The political rants of a Libertarian and Catholic college student from South Carolina.

Monday, March 28, 2005

the bob barker needs a kidney act of 2005

I had my long-awaited confirmation into the Catholic Church on Saturday night. It was a really beautiful ceremony and very moving in some ways. Amazingly for a three-hour mass, the priest only really lost me during the homily. He had to work in a Terri Schiavo reference somehow. In this case, the priest's exact statement was (I'm only paraphrasing slightly here), "We will show the world that no federal court in the land can revoke the right of anyone to life, liberty, and the pursuit of happiness, as has occurred in the Terri Schiavo case."

I bit my lip and figured that now probably was not the best time to point out that God revoked her right to life about fifteen years ago, and I don't really believe that someone who's dependent upon a feeding tube for her survival is really pursuing liberty.

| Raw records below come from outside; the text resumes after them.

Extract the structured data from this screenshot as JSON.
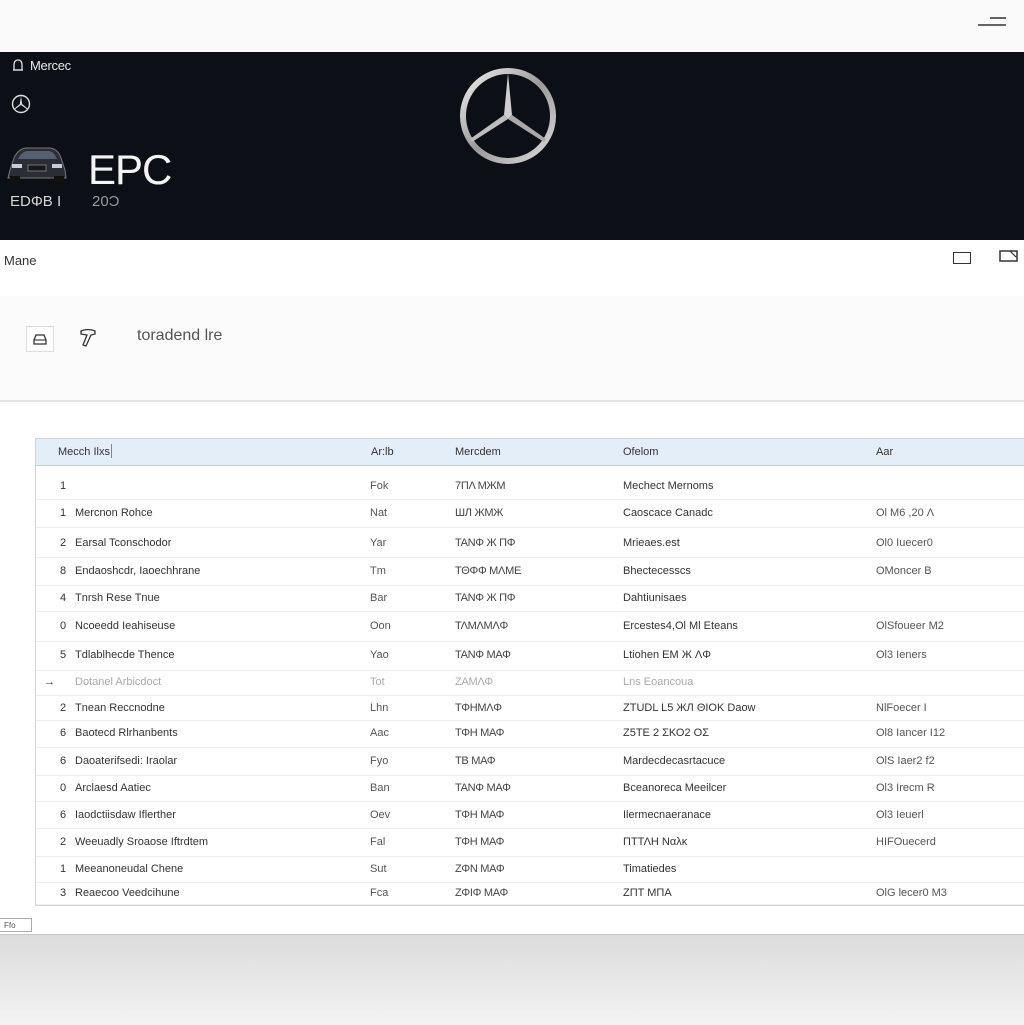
{
  "header": {
    "brand": "Mercec",
    "title": "EPC",
    "subtitle_left": "EDΦB I",
    "subtitle_right": "20Ͻ"
  },
  "main": {
    "label": "Mane",
    "toolbar_label": "toradend lre"
  },
  "table": {
    "columns": [
      "Mecch Ilxs",
      "Ar:lb",
      "Mercdem",
      "Ofelom",
      "Aar"
    ],
    "rows": [
      {
        "num": "1",
        "name": "",
        "abb": "Fok",
        "merc": "7ΠΛ МЖМ",
        "opt": "Mechect Mernoms",
        "ar": ""
      },
      {
        "num": "1",
        "name": "Mercnon Rohce",
        "abb": "Nat",
        "merc": "ШЛ ЖМЖ",
        "opt": "Caoscace Canadc",
        "ar": "Ol M6 ,20 Λ"
      },
      {
        "num": "2",
        "name": "Earsal Tconschodor",
        "abb": "Yar",
        "merc": "ΤΑΝΦ Ж ΠΦ",
        "opt": "Mrieaes.est",
        "ar": "Ol0 Iuecer0"
      },
      {
        "num": "8",
        "name": "Endaoshcdr, Iaoechhrane",
        "abb": "Tm",
        "merc": "ΤΘΦΦ ΜΛΜΕ",
        "opt": "Bhectecesscs",
        "ar": "OMoncer B"
      },
      {
        "num": "4",
        "name": "Tnrsh Rese Tnue",
        "abb": "Bar",
        "merc": "ΤΑΝΦ Ж ΠΦ",
        "opt": "Dahtiunisaes",
        "ar": ""
      },
      {
        "num": "0",
        "name": "Ncoeedd Ieahiseuse",
        "abb": "Oon",
        "merc": "ΤΛΜΛΜΛΦ",
        "opt": "Ercestes4,Ol Ml Eteans",
        "ar": "OlSfoueer M2"
      },
      {
        "num": "5",
        "name": "Tdlablhecde Thence",
        "abb": "Yao",
        "merc": "ΤΑΝΦ ΜΑΦ",
        "opt": "Ltiohen EM Ж ΛΦ",
        "ar": "Ol3 Ieners"
      },
      {
        "num": "",
        "name": "Dotanel Arbicdoct",
        "abb": "Tot",
        "merc": "ΖΑΜΛΦ",
        "opt": "Lns Eoancoua",
        "ar": ""
      },
      {
        "num": "2",
        "name": "Tnean Reccnodne",
        "abb": "Lhn",
        "merc": "ΤΦΗΜΛΦ",
        "opt": "ZTUDL L5 ЖЛ ΘΙΟΚ Daow",
        "ar": "NlFoecer I"
      },
      {
        "num": "6",
        "name": "Baotecd Rlrhanbents",
        "abb": "Aac",
        "merc": "ΤΦΗ ΜΑΦ",
        "opt": "Ζ5ΤΕ 2 ΣΚΟ2 ΟΣ",
        "ar": "Ol8 Iancer I12"
      },
      {
        "num": "6",
        "name": "Daoaterifsedi: Iraolar",
        "abb": "Fyo",
        "merc": "ΤΒ ΜΑΦ",
        "opt": "Mardecdecasrtacuce",
        "ar": "OlS Iaer2 f2"
      },
      {
        "num": "0",
        "name": "Arclaesd Aatiec",
        "abb": "Ban",
        "merc": "ΤΑΝΦ ΜΑΦ",
        "opt": "Bceanoreca Meeilcer",
        "ar": "Ol3 Irecm R"
      },
      {
        "num": "6",
        "name": "Iaodctiisdaw Iflerther",
        "abb": "Oev",
        "merc": "ΤΦΗ ΜΑΦ",
        "opt": "Ilermecnaeranace",
        "ar": "Ol3 Ieuerl"
      },
      {
        "num": "2",
        "name": "Weeuadly Sroaose Iftrdtem",
        "abb": "Fal",
        "merc": "ΤΦΗ ΜΑΦ",
        "opt": "ΠΤΤΛΗ Ναλκ",
        "ar": "HIFOuecerd"
      },
      {
        "num": "1",
        "name": "Meeanoneudal Chene",
        "abb": "Sut",
        "merc": "ΖΦΝ ΜΑΦ",
        "opt": "Timatiedes",
        "ar": ""
      },
      {
        "num": "3",
        "name": "Reaecoo Veedcihune",
        "abb": "Fca",
        "merc": "ΖΦΙΦ ΜΑΦ",
        "opt": "ΖΠΤ ΜΠΑ",
        "ar": "OlG lecer0 M3"
      }
    ]
  },
  "footer": {
    "tab_label": "Ffo"
  },
  "colors": {
    "banner": "#0c1016",
    "header_row": "#e4eef9"
  }
}
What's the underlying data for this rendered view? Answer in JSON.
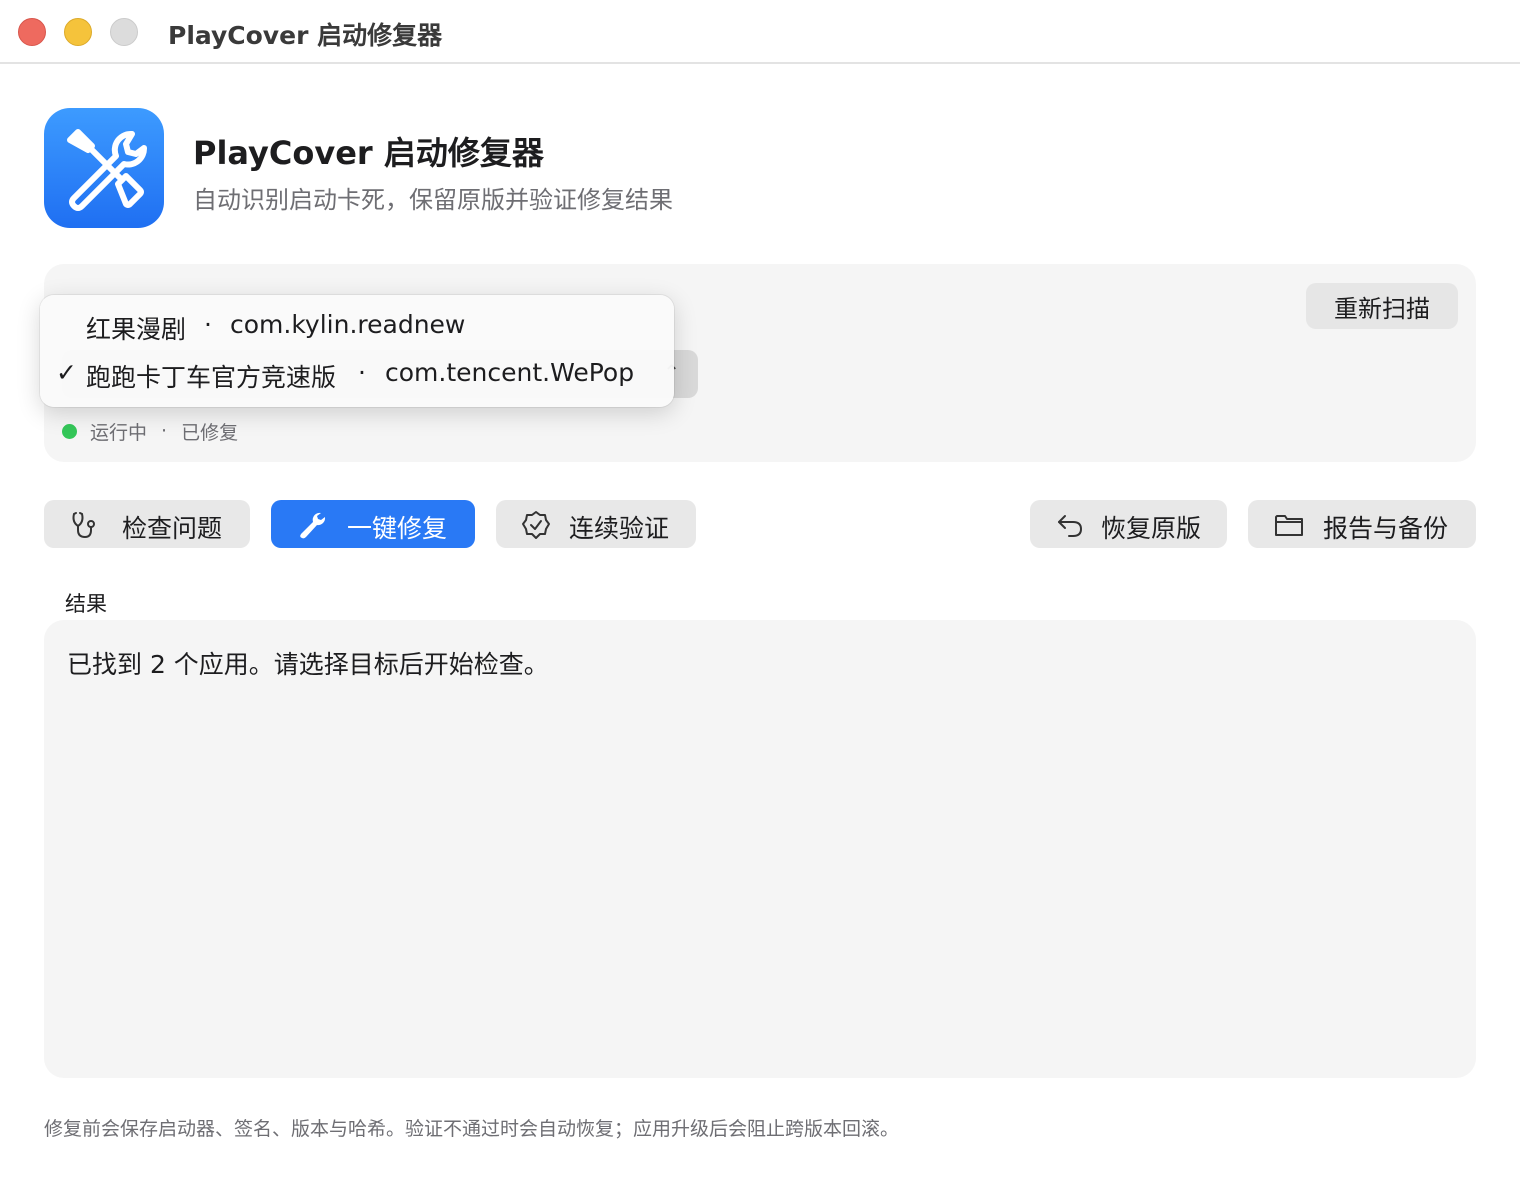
{
  "window": {
    "title": "PlayCover 启动修复器",
    "controls": [
      "close",
      "minimize",
      "zoom"
    ]
  },
  "header": {
    "icon": "wrench-screwdriver-icon",
    "title": "PlayCover 启动修复器",
    "subtitle": "自动识别启动卡死，保留原版并验证修复结果"
  },
  "app_selector": {
    "rescan_label": "重新扫描",
    "menu": {
      "items": [
        {
          "name": "红果漫剧",
          "separator": "·",
          "bundle_id": "com.kylin.readnew",
          "checked": false
        },
        {
          "name": "跑跑卡丁车官方竞速版",
          "separator": "·",
          "bundle_id": "com.tencent.WePop",
          "checked": true
        }
      ],
      "check_glyph": "✓"
    },
    "status": {
      "running": "运行中",
      "separator": "·",
      "state": "已修复",
      "dot_color": "#34c759"
    }
  },
  "actions": {
    "inspect": "检查问题",
    "fix": "一键修复",
    "verify": "连续验证",
    "restore": "恢复原版",
    "report": "报告与备份"
  },
  "result": {
    "label": "结果",
    "text": "已找到 2 个应用。请选择目标后开始检查。"
  },
  "footer": {
    "note": "修复前会保存启动器、签名、版本与哈希。验证不通过时会自动恢复；应用升级后会阻止跨版本回滚。"
  },
  "colors": {
    "accent": "#2979f5",
    "icon_gradient_top": "#3d9bff",
    "icon_gradient_bottom": "#1f6ff2",
    "close": "#ee6a5f",
    "minimize": "#f5c33b",
    "zoom": "#dcdcdc"
  }
}
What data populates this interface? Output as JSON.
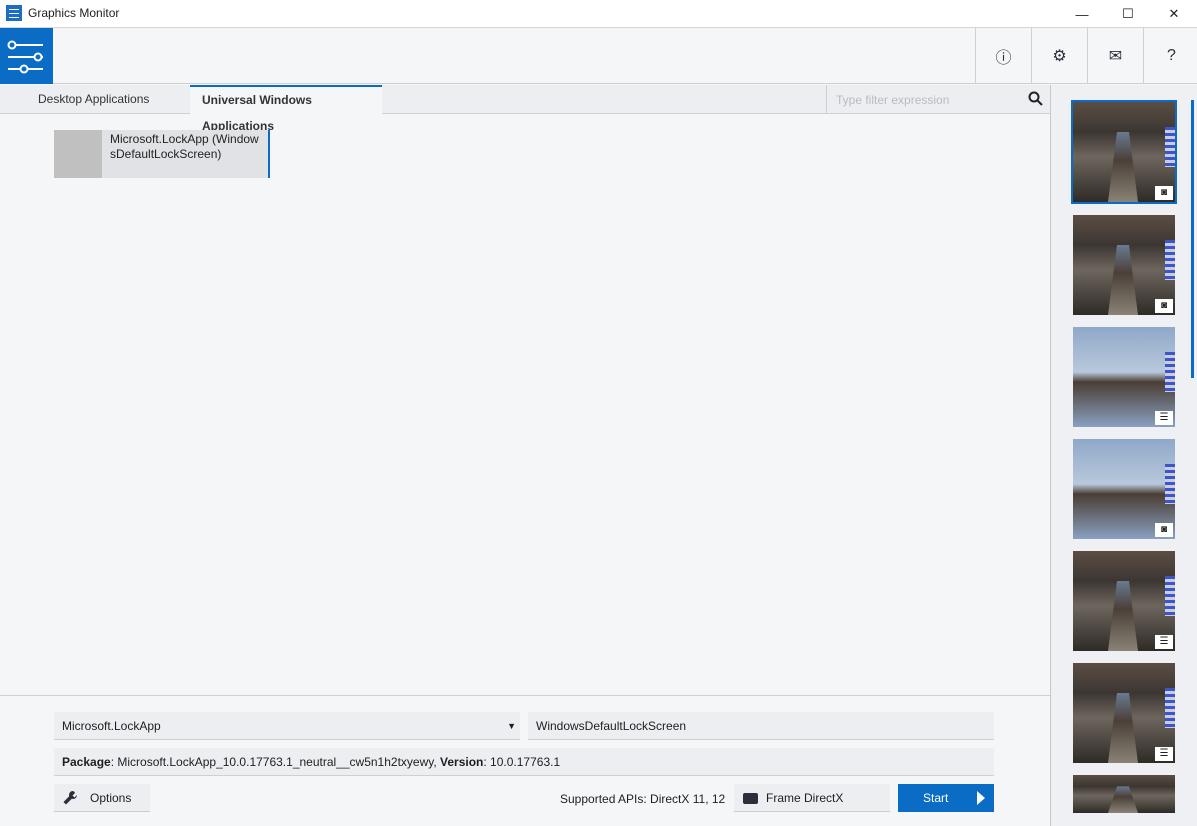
{
  "window": {
    "title": "Graphics Monitor",
    "minimize": "—",
    "maximize": "☐",
    "close": "✕"
  },
  "toolbar": {
    "feedback_icon": "ⓘ",
    "settings_icon": "⚙",
    "mail_icon": "✉",
    "help_label": "?"
  },
  "tabs": [
    {
      "label": "Desktop Applications",
      "active": false
    },
    {
      "label": "Universal Windows Applications",
      "active": true
    }
  ],
  "filter": {
    "placeholder": "Type filter expression"
  },
  "apps": [
    {
      "label": "Microsoft.LockApp (WindowsDefaultLockScreen)"
    }
  ],
  "bottom": {
    "package_select": "Microsoft.LockApp",
    "app_field": "WindowsDefaultLockScreen",
    "package_label": "Package",
    "package_value": ": Microsoft.LockApp_10.0.17763.1_neutral__cw5n1h2txyewy, ",
    "version_label": "Version",
    "version_value": ": 10.0.17763.1",
    "options_label": "Options",
    "supported_apis": "Supported APIs: DirectX 11, 12",
    "frame_label": "Frame DirectX",
    "start_label": "Start"
  },
  "captures": [
    {
      "type": "screenshot",
      "scene": "dark",
      "selected": true
    },
    {
      "type": "screenshot",
      "scene": "dark",
      "selected": false
    },
    {
      "type": "trace",
      "scene": "sky",
      "selected": false
    },
    {
      "type": "screenshot",
      "scene": "sky",
      "selected": false
    },
    {
      "type": "trace",
      "scene": "dark",
      "selected": false
    },
    {
      "type": "trace",
      "scene": "dark",
      "selected": false
    },
    {
      "type": "screenshot",
      "scene": "dark",
      "selected": false
    }
  ],
  "colors": {
    "accent": "#0a6cc4"
  }
}
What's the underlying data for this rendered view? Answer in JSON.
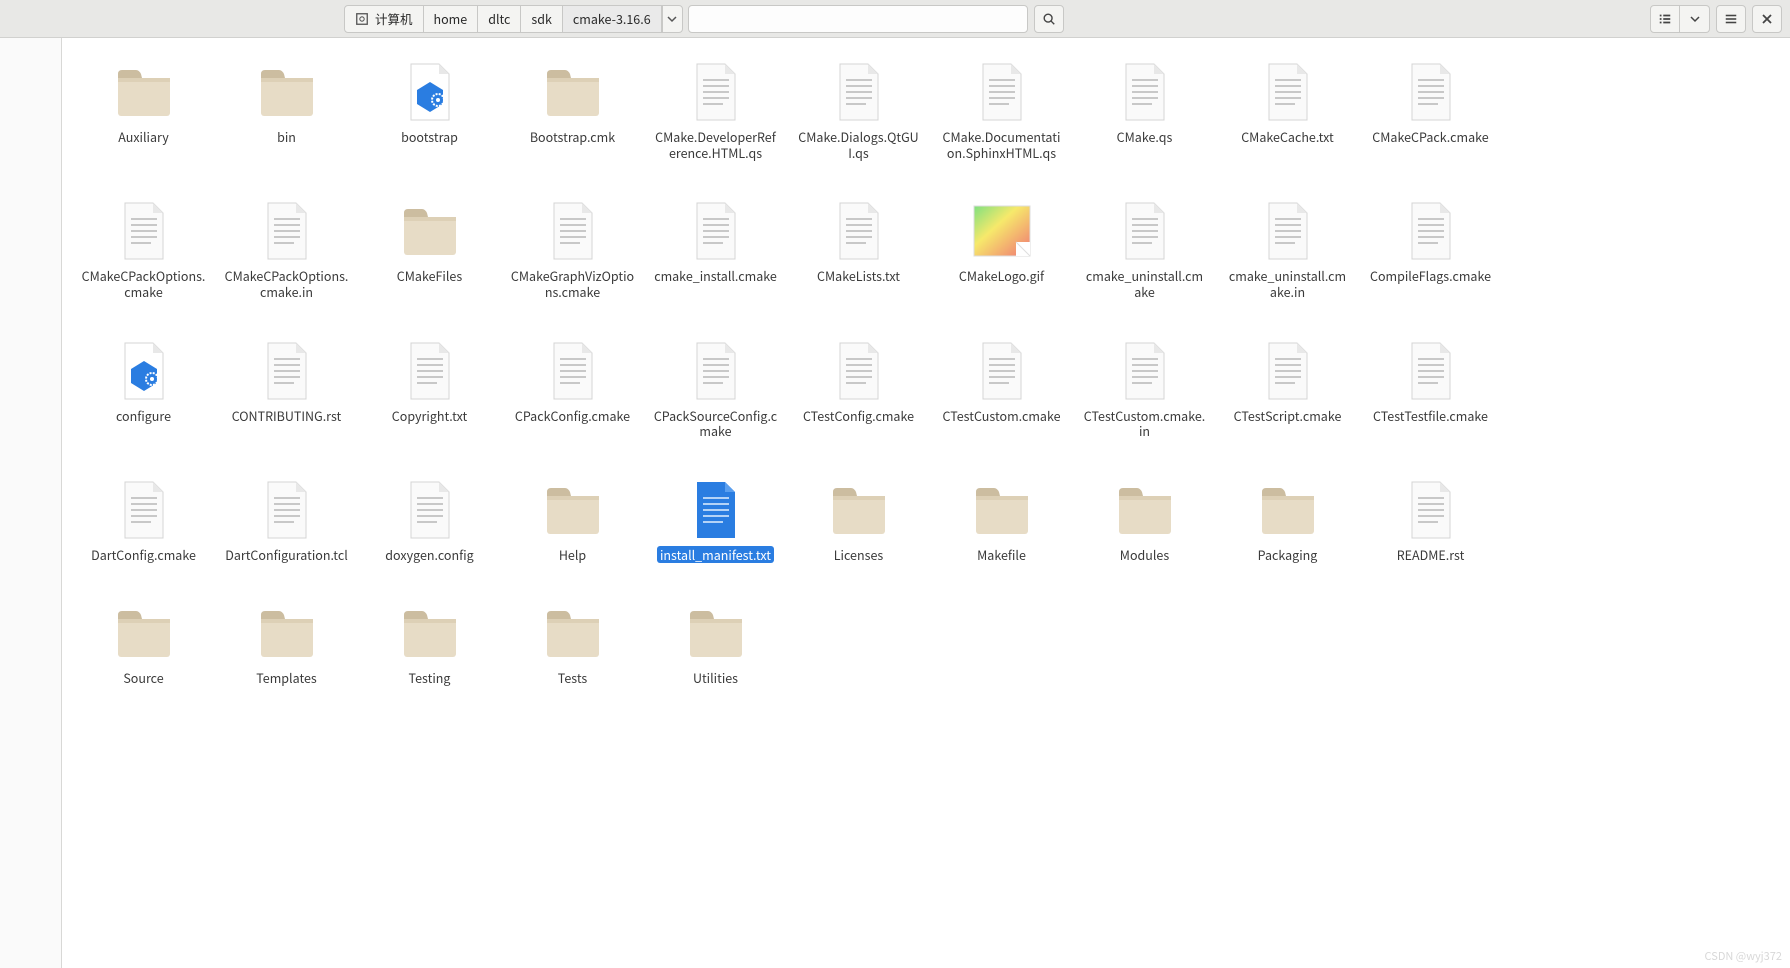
{
  "breadcrumbs": {
    "root_label": "计算机",
    "items": [
      "home",
      "dltc",
      "sdk",
      "cmake-3.16.6"
    ]
  },
  "watermark": "CSDN @wyj372",
  "search": {
    "placeholder": ""
  },
  "files": [
    {
      "name": "Auxiliary",
      "kind": "folder"
    },
    {
      "name": "bin",
      "kind": "folder"
    },
    {
      "name": "bootstrap",
      "kind": "file-gear"
    },
    {
      "name": "Bootstrap.cmk",
      "kind": "folder"
    },
    {
      "name": "CMake.DeveloperReference.HTML.qs",
      "kind": "file-text"
    },
    {
      "name": "CMake.Dialogs.QtGUI.qs",
      "kind": "file-text"
    },
    {
      "name": "CMake.Documentation.SphinxHTML.qs",
      "kind": "file-text"
    },
    {
      "name": "CMake.qs",
      "kind": "file-text"
    },
    {
      "name": "CMakeCache.txt",
      "kind": "file-text"
    },
    {
      "name": "CMakeCPack.cmake",
      "kind": "file-text"
    },
    {
      "name": "CMakeCPackOptions.cmake",
      "kind": "file-text"
    },
    {
      "name": "CMakeCPackOptions.cmake.in",
      "kind": "file-text"
    },
    {
      "name": "CMakeFiles",
      "kind": "folder"
    },
    {
      "name": "CMakeGraphVizOptions.cmake",
      "kind": "file-text"
    },
    {
      "name": "cmake_install.cmake",
      "kind": "file-text"
    },
    {
      "name": "CMakeLists.txt",
      "kind": "file-text"
    },
    {
      "name": "CMakeLogo.gif",
      "kind": "file-image"
    },
    {
      "name": "cmake_uninstall.cmake",
      "kind": "file-text"
    },
    {
      "name": "cmake_uninstall.cmake.in",
      "kind": "file-text"
    },
    {
      "name": "CompileFlags.cmake",
      "kind": "file-text"
    },
    {
      "name": "configure",
      "kind": "file-gear"
    },
    {
      "name": "CONTRIBUTING.rst",
      "kind": "file-text"
    },
    {
      "name": "Copyright.txt",
      "kind": "file-text"
    },
    {
      "name": "CPackConfig.cmake",
      "kind": "file-text"
    },
    {
      "name": "CPackSourceConfig.cmake",
      "kind": "file-text"
    },
    {
      "name": "CTestConfig.cmake",
      "kind": "file-text"
    },
    {
      "name": "CTestCustom.cmake",
      "kind": "file-text"
    },
    {
      "name": "CTestCustom.cmake.in",
      "kind": "file-text"
    },
    {
      "name": "CTestScript.cmake",
      "kind": "file-text"
    },
    {
      "name": "CTestTestfile.cmake",
      "kind": "file-text"
    },
    {
      "name": "DartConfig.cmake",
      "kind": "file-text"
    },
    {
      "name": "DartConfiguration.tcl",
      "kind": "file-text"
    },
    {
      "name": "doxygen.config",
      "kind": "file-text"
    },
    {
      "name": "Help",
      "kind": "folder"
    },
    {
      "name": "install_manifest.txt",
      "kind": "file-text-selected",
      "selected": true
    },
    {
      "name": "Licenses",
      "kind": "folder"
    },
    {
      "name": "Makefile",
      "kind": "folder"
    },
    {
      "name": "Modules",
      "kind": "folder"
    },
    {
      "name": "Packaging",
      "kind": "folder"
    },
    {
      "name": "README.rst",
      "kind": "file-text"
    },
    {
      "name": "Source",
      "kind": "folder"
    },
    {
      "name": "Templates",
      "kind": "folder"
    },
    {
      "name": "Testing",
      "kind": "folder"
    },
    {
      "name": "Tests",
      "kind": "folder"
    },
    {
      "name": "Utilities",
      "kind": "folder"
    }
  ]
}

This was interesting, because my non-church going Methodist parents were in attendance, and shortly before the mass, we had gone to dinner together and ended up discussing the Schiavo case. "She needs to die," my mother said bluntly, and I agreed. It's a horrible story, it absolutely is, and I have a lot of sympathy for her parents as well as for Michael Schiavo. But this is not a case of someone's right to life. She isn't living right now.

This whole case creeps me out, for lack of a more articulate phrase. I don't at all understand why the media has locked onto this the way it has. It's disgusting how almost every time I turn on CNN in hopes of hearing about hard news, I get The Unofficial Terri Schiavo Death Watch. Furthermore, as someone who has dealt with weight issues in the past, it's disturbing to see so vividly what bulimia, and weight concerns in general, can do to someone.

Speaking of CNN, last night I caught some coverage of groups of Catholics protesting the decision and several people saying things very similar to what my priest said on Saturday night. The general gist of their arguments were always that she was being "murdered" by her former husband. And yet this ABC News poll reveals that more than half of Americans and more than half of Evangelicals a) supported the removal of the tube and b) believed that both Bush and Congress were wrong to intervene.

I honestly hope that this is the last entry in which I mentioned Schiavo, because as sad a story as it is, I'm sick to death of hearing about it and I'm sure all of you are, too.